Decidieron entonces que allí fundarían Casa Mocha. “La historia nombra así a ciertas casas de los antepasados de estas tierras. Son las casas de los abuelos, como se le decía a los primeros hombres que habitaron esta Quebrada. Las antiguas comunidades construían sus casas de adobe creando un entramado en donde se integraban las casas de los vivos con las casas de los muertos. Y para distinguirlas se les mochaba el techo. Las casas mochas eran el recordatorio del espacio que ellos habían habitado y esa memoria estaba integrada en la cotidianidad colectiva”, explican las Manzur.

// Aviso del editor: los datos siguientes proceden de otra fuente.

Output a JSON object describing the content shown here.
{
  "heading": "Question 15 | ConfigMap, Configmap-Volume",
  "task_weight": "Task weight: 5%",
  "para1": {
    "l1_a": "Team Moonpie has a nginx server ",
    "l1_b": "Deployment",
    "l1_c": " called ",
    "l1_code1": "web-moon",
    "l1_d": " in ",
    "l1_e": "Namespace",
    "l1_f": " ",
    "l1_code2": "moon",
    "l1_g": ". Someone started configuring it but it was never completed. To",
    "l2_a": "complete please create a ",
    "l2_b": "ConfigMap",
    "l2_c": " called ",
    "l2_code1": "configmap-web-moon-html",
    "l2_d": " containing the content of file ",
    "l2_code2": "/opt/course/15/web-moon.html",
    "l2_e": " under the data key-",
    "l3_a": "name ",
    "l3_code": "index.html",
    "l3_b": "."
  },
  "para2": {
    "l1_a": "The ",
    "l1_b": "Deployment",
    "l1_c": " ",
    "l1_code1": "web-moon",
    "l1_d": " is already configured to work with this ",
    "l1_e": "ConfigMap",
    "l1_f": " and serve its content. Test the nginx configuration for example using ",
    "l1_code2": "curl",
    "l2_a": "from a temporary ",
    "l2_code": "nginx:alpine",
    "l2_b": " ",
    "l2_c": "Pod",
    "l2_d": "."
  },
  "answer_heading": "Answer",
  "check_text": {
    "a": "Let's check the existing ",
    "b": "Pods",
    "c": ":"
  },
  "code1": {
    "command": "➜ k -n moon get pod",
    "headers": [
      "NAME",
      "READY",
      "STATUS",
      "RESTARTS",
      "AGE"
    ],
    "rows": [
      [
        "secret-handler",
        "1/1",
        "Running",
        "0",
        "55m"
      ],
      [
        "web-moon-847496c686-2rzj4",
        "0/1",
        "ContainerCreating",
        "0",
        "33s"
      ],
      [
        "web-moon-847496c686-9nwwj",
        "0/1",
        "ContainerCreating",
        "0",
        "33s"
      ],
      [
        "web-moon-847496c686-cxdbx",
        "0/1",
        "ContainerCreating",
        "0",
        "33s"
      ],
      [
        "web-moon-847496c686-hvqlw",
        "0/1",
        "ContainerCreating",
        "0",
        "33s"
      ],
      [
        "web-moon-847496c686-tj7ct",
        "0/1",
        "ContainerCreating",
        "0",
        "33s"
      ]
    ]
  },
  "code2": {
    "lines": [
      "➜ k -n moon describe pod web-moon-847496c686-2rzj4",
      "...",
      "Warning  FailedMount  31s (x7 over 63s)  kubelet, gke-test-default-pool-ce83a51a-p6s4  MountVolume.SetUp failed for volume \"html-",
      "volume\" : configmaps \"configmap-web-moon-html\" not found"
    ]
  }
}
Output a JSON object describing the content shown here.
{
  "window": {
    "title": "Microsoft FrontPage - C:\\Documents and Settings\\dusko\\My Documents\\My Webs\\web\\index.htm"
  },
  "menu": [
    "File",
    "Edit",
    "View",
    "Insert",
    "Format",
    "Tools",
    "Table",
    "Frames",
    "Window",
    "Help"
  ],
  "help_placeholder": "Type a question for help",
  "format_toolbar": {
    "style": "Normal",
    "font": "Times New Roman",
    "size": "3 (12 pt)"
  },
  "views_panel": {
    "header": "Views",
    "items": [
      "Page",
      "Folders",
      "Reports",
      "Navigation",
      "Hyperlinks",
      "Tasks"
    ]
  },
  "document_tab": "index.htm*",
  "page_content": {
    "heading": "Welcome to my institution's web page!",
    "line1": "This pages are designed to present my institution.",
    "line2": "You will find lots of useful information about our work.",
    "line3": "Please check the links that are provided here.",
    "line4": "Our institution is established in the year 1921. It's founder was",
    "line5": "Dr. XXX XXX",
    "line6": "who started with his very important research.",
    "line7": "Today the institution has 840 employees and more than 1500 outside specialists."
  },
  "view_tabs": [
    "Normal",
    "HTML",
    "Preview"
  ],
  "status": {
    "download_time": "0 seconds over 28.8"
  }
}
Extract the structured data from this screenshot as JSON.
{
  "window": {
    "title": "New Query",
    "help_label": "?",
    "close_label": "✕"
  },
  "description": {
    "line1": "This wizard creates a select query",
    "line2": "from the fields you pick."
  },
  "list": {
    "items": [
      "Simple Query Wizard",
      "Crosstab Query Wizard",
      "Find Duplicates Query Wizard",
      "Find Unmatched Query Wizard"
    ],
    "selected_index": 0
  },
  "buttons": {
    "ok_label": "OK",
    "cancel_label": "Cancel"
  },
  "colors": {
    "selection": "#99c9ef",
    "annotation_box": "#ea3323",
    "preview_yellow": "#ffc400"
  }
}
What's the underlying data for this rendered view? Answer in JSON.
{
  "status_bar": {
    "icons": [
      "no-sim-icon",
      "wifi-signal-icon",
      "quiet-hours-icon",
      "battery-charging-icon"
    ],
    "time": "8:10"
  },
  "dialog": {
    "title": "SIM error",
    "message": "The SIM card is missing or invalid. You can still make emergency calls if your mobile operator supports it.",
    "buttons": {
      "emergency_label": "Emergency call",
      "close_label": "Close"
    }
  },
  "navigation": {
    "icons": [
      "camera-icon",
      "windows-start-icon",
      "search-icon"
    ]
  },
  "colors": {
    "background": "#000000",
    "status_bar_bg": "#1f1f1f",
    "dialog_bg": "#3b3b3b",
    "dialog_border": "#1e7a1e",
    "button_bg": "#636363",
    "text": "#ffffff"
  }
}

Pero hay más: mochar también significa adorar. Y, en ese sentido, la mocha es un gesto ritual que señala lo sagrado. Casa Mocha es en ese contexto una morada que recuerda el valor de lo sagrado, el valor de la cultura, de las costumbres que se heredaron de los abuelos.
“Me gustaba mucho la idea de desarrollar un espacio en donde pudieran convivir el vino, la gastronomía, el arte y la cultura, respetando mucho a nuestra Quebrada. En Casa Mocha ofrecemos cata de nuestros vinos de La Bodega El Bayeh y de nuestros quesos de la Huerta Tambo. También tenemos almuerzos y visitas a nuestras viñas. Es una invitación a la calma, a degustar, descansar y apreciar todo lo lindo que nos regala La Quebrada y en donde suceden varias experiencias. Y que ese espacio sea un lugar de encuentro. Tal cual era la casa de mis abuelos”.
Fuente: Jimena Barrionuevo, La Nación.